This is the code for the first assignment of COL333:Artificial Intelligence. The problem statement can be found here. We have used a Beam Search algorithm with some parallelization introduced to make the search more optimal.
After trying HillClimibingWithRandomRestarts, HillClimbingwithTabu, BeamSearch, BeamSearchWithTabu and BeamSearchWithRandomRestarts; we chose BeamSearchWithRandomRestarts. This algorithm gave the best costs consistently for the maximum no of test cases that were given. We also used a tabu list in this of size 20, thus making the algorithm more general. The one trick that allowed us to get maximum increase in the quality of results was making a better neighbourhood function for the states we defined. To generate the neighbours we would remove any given bid say at position i, after this we add bids from i+1 to n (if possible).
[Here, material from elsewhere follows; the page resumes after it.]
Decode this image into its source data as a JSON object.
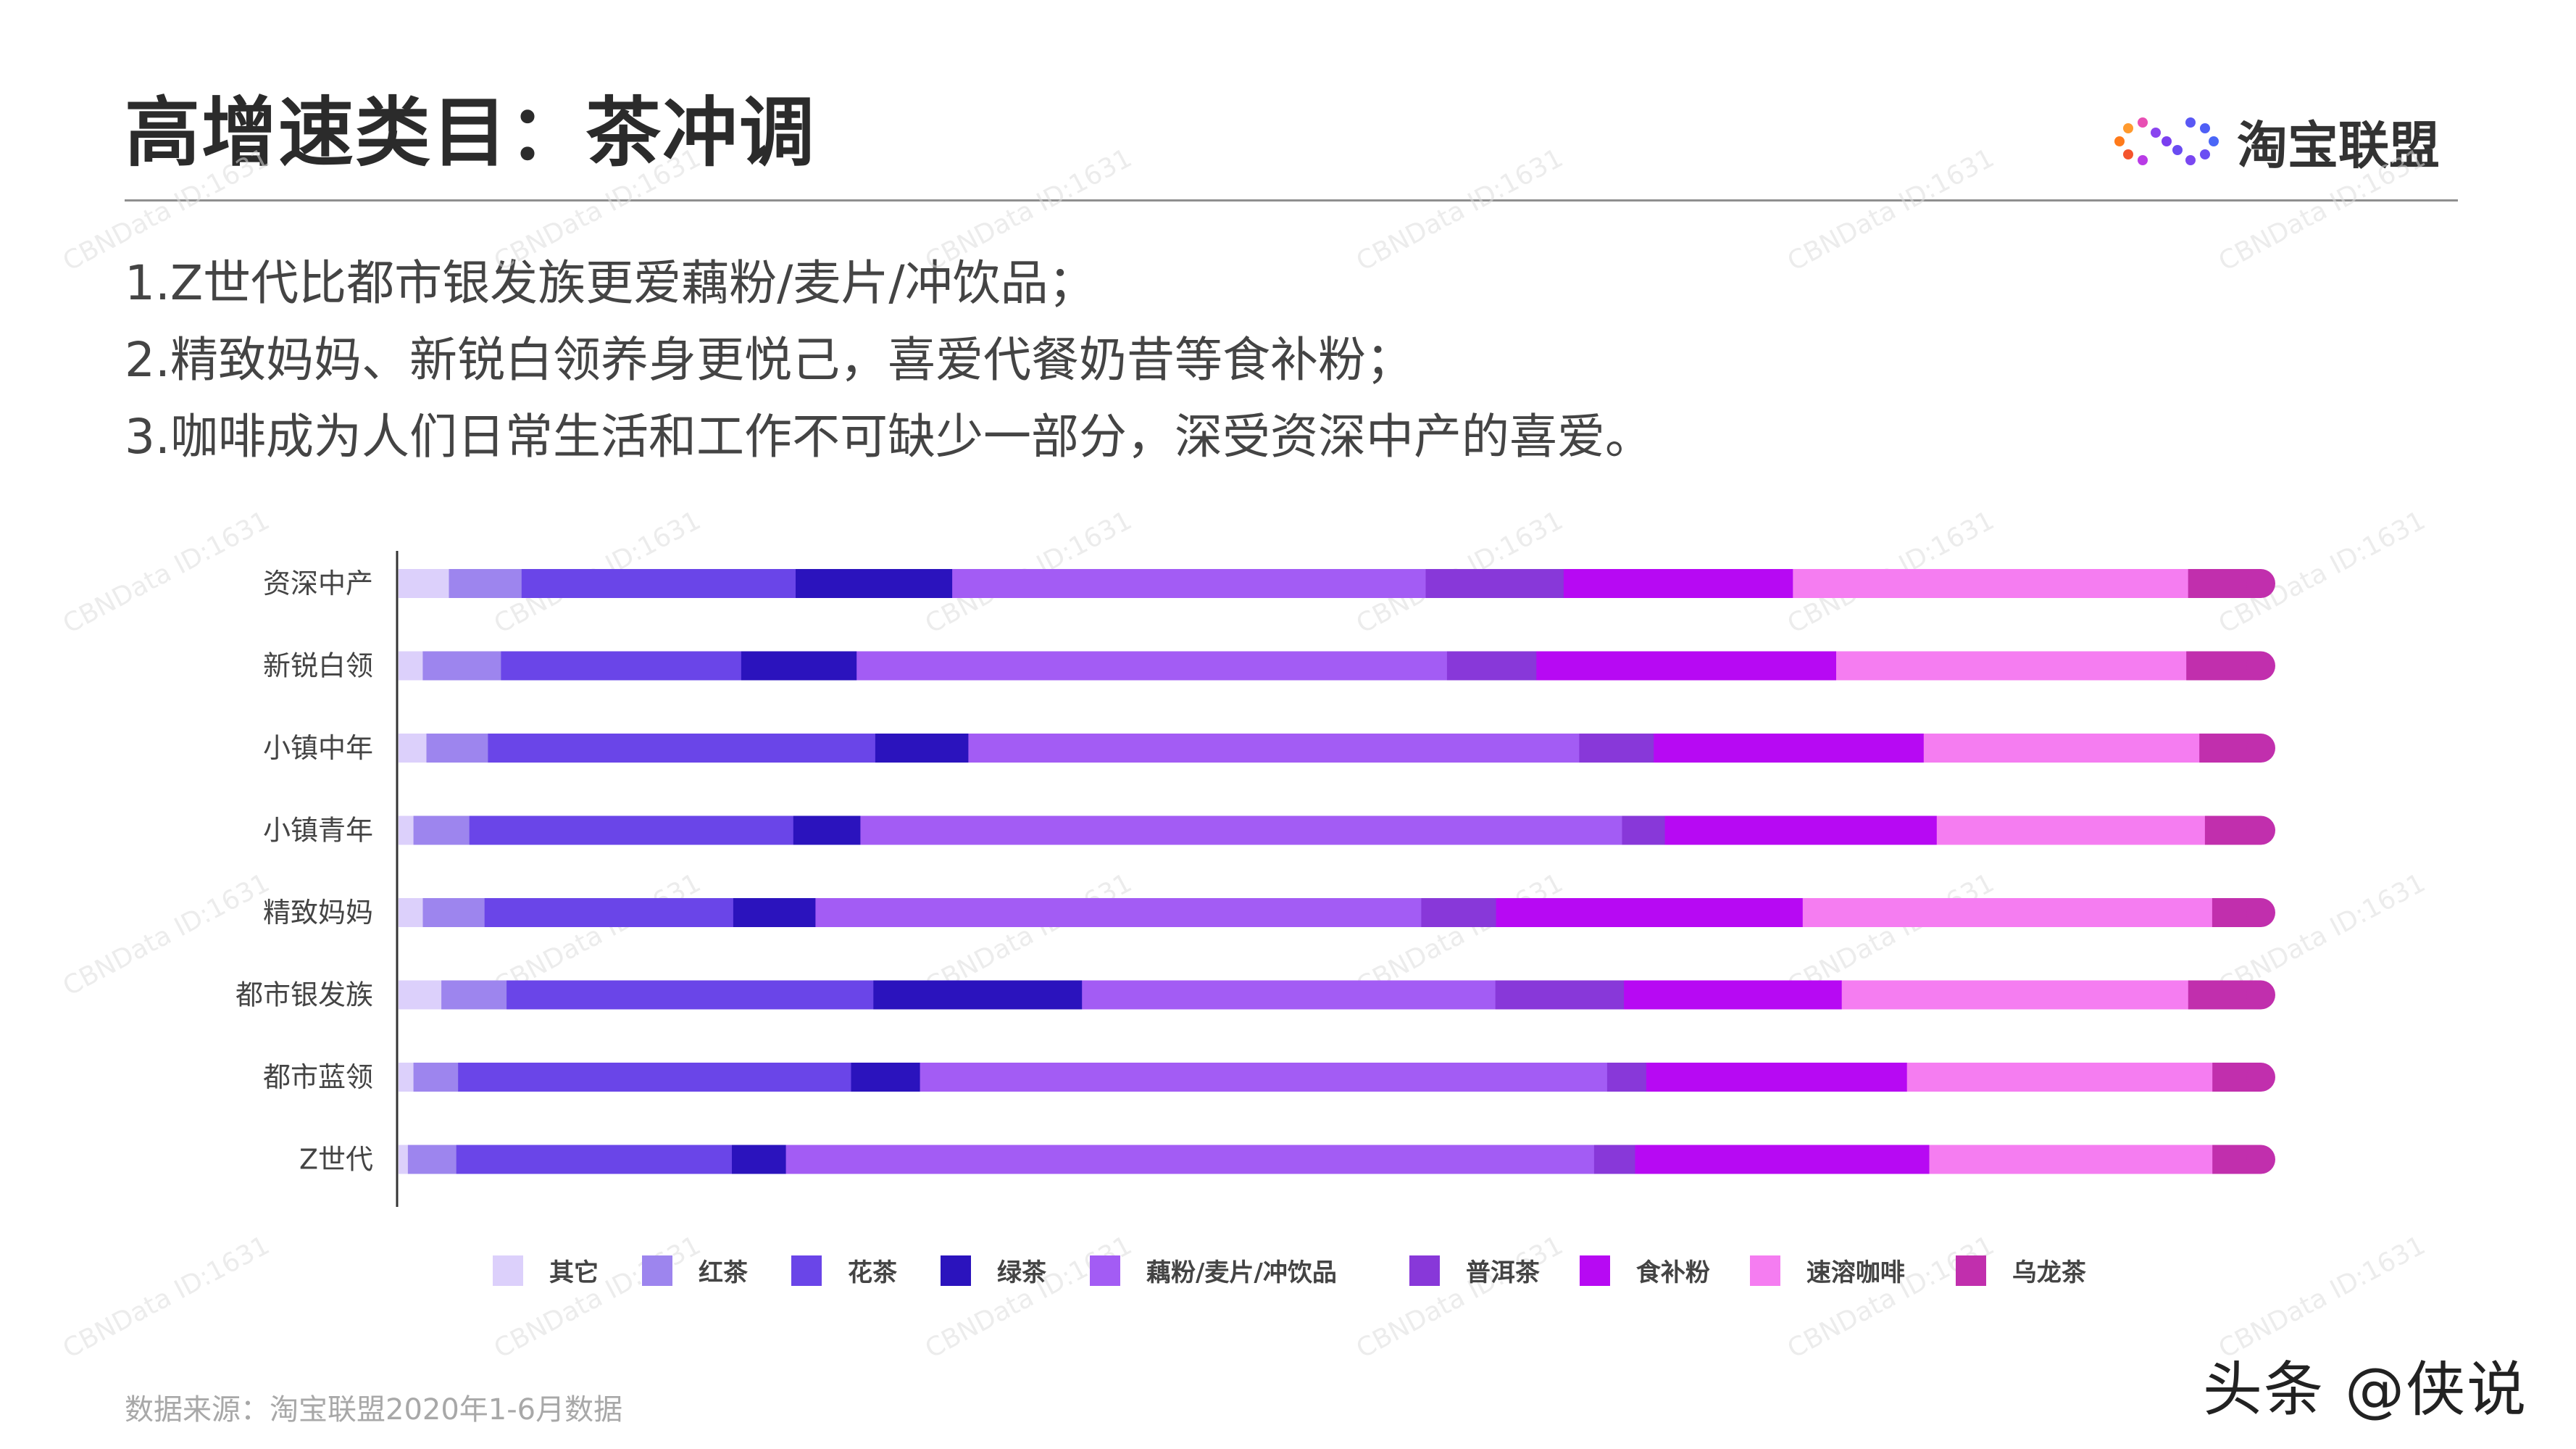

This allowed us to have the maximal state at any given time. However this wasn’t complete as we ignored the bids from 1 to i-1 and also didn’t try all the permutations of bids from i+1 to n
We used multi threading, where we ran 3 threads with random initial states and used these threads to update a common variable maxValue which contained the best of all the running threads. The three parallel threads made a random initial state more useful, as the randomness across multiple threads allowed a more general approach to beam search. We forgot to use the -O3 flag and didn’t calculate the value of the state in a delta fashion ( to see the incremental change), instead we calculated it from scratch every time. These optimisations could have made the code perform even better.